Die Geschichte eines Jazzmagazins

von: Michael Engelbrecht Filed under: Blog | TB | 11 Comments

Zum Beispiel das Magazin vom 5. März, das man abends um 21.05 Uhr hören kann. Im Deutschlandfunk. Und sieben Tage lang, danach, in der Mediathek des Senders. Ein Magazin, in dem alles bloss unverbunden nebeneinander steht, mag ich nicht. Ein Strauss Buntes ist zwar nicht zu verachten, aber ein Strauss Buntes ist eben nicht einfach ein Strauss Buntes. Da können Welten zwischen liegen.
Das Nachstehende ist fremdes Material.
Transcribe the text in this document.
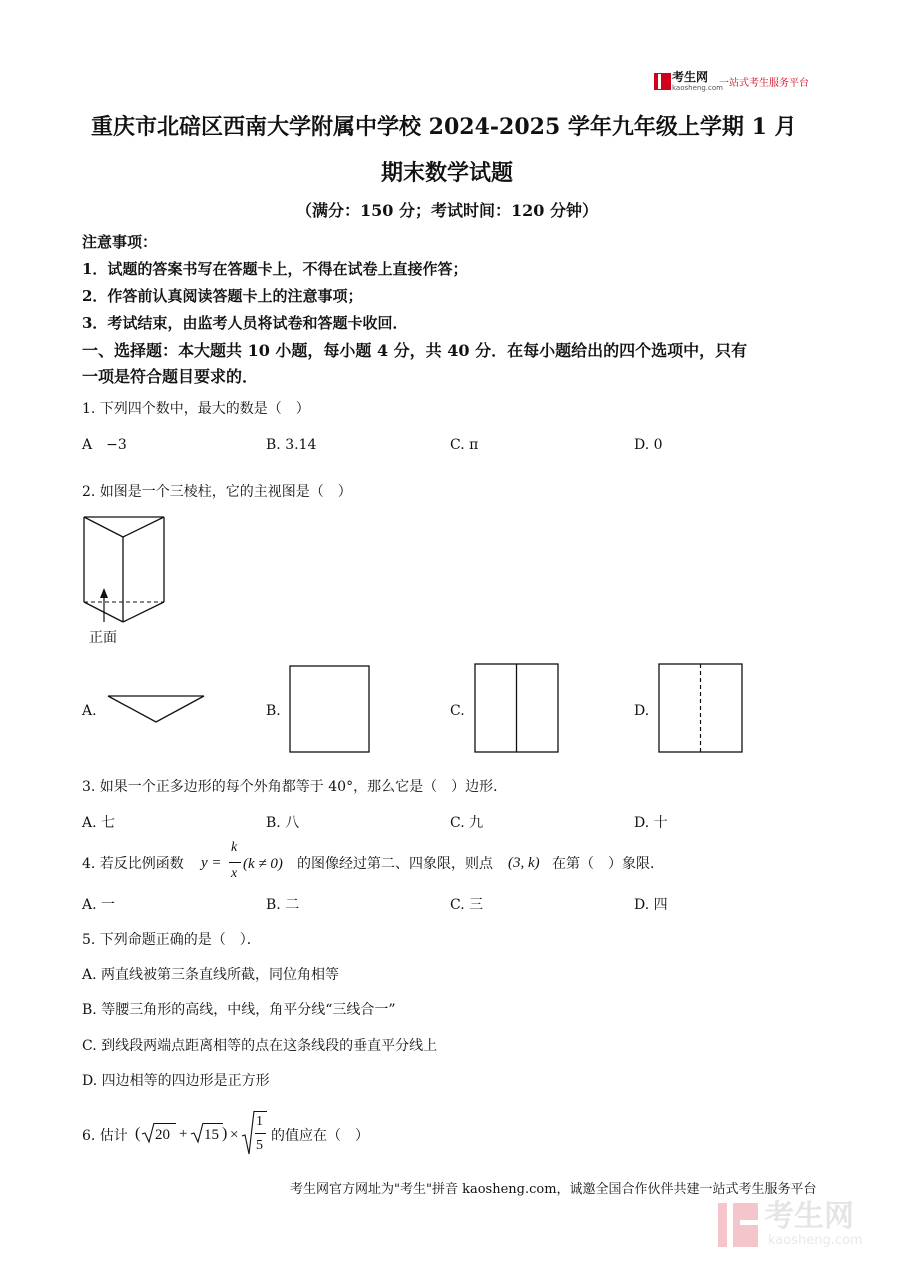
考生网
kaosheng.com
一站式考生服务平台
重庆市北碚区西南大学附属中学校 2024-2025 学年九年级上学期 1 月
期末数学试题
（满分：150 分；考试时间：120 分钟）
注意事项：
1．试题的答案书写在答题卡上，不得在试卷上直接作答；
2．作答前认真阅读答题卡上的注意事项；
3．考试结束，由监考人员将试卷和答题卡收回．
一、选择题：本大题共 10 小题，每小题 4 分，共 40 分．在每小题给出的四个选项中，只有
一项是符合题目要求的．
1. 下列四个数中，最大的数是（　）
A　−3	B. 3.14	C. π	D. 0
2. 如图是一个三棱柱，它的主视图是（　）
正面
A.	B.	C.	D.
3. 如果一个正多边形的每个外角都等于 40°，那么它是（　）边形．
A. 七	B. 八	C. 九	D. 十
4. 若反比例函数 y =
k
x
(k ≠ 0) 的图像经过第二、四象限，则点 (3, k) 在第（　）象限．
A. 一	B. 二	C. 三	D. 四
5. 下列命题正确的是（　）．
A. 两直线被第三条直线所截，同位角相等
B. 等腰三角形的高线，中线，角平分线“三线合一”
C. 到线段两端点距离相等的点在这条线段的垂直平分线上
D. 四边相等的四边形是正方形
6. 估计 ( 20 + 15 ) ×
1
5
的值应在（　）
考生网官方网址为"考生"拼音 kaosheng.com，诚邀全国合作伙伴共建一站式考生服务平台
考生网
kaosheng.com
Es kommt auf die Komposition der Farben an. Ich mag rote Fäden, die en passant auftauchen, oft erst in der Planung, oder beim Verfassen des Skripts. Diskrete Leitfäden.

 

So diskret natürlich nicht, wenn man in einen öffentlichen Raum spricht. Ein Leitfaden diesmal sind sogenannte „alte Werke“, Schallplatten und Cds, die zwischen 1971 und 2018 rauskamen. Sie fliessen am Rande ein, aber bei manchem Hörer wird dann der Griff in den Plattenschrank (oder die Lust am Verfolgen einer Spur) so naheliegend sein wie der Wunsch, vielleicht die eine oder andere der neuen Produktionen zu erwerben. Welche historischen Aufnahmen werden also anklingen, ohne einen einzigen Ton von ihnen zu spielen? Hier sind sie: Carla Bley: Escalator Over The Hill. Paul Bley: Open, to Love. Gil Scott Heron: Pieces Of A Man. Ralph Towner: Solo Concert.

 

Und natürlich, wenn man sich die Sendung ein- oder zweimal anhört, und meinen dezent servierten, rein verbalen, Schlussknall nicht überhört, eine hübsche Breitseite für stockkonservative Musiklehrer, Gema-Lobbyisten – und Bierzeltbewohner des Jazz, dann weiss man, wo hier der Hase im Pfeffer liegt.

 

Dass es beim Hören von Musik, die nicht auf glattrasierten Oberflächen dümpelt, stets eine Tiefenstrukur, oder, weniger Chomsky-like, einen doppelten Boden, einen Abgrund, diverse „roots“, und zuweilen eine Unerschöpflichkeit gibt (warum sonst zu ihr zurückkehren?), das sollten die eingehend vorgestellten neuen Produktionen idealerweise belegen. USA: Gil Scott-Heron & Makaya McCraven. Jeff Parker. Transatlantische Bündnisse: Carla Bley Trio. Wolfgang Muthspiel Trio (diese beiden ECM-Produktionen werden von Bert Noglik und Thomas Loewner mit Interviewpassagen präsentiert). England / Südafrika: Shabaka and the Ancestors. Europa: Samuel Rohrer.

 

Und im Laufe der Zeit werden Sie auch die Stimmen von zwei Schlagzeugern vernehmen, von Samuel Rohrer aus einem aktuellen Interview, und von Jon Christensen aus einem Gespräch aus dem letzten Jahrhundert. Samuel Rohrer schrieb mir vor Tagen: Jon Christensen war und bleibt mein erster großer Held! Und so wäre es auch gar nicht verfehlt, ein paar der grossartigen Alben zu nennen, an denen der Norweger mitwirkte. Ich habe mich auf ein einziges beschränkt, statt gleich ein Dutzend aufzuzählen, weil ein Magazin eben nicht ausufern sollte. Und „Sich-Auf-Die-Suche-Machen“ ein Teil der Freude auf Entdeckungsreisen ist.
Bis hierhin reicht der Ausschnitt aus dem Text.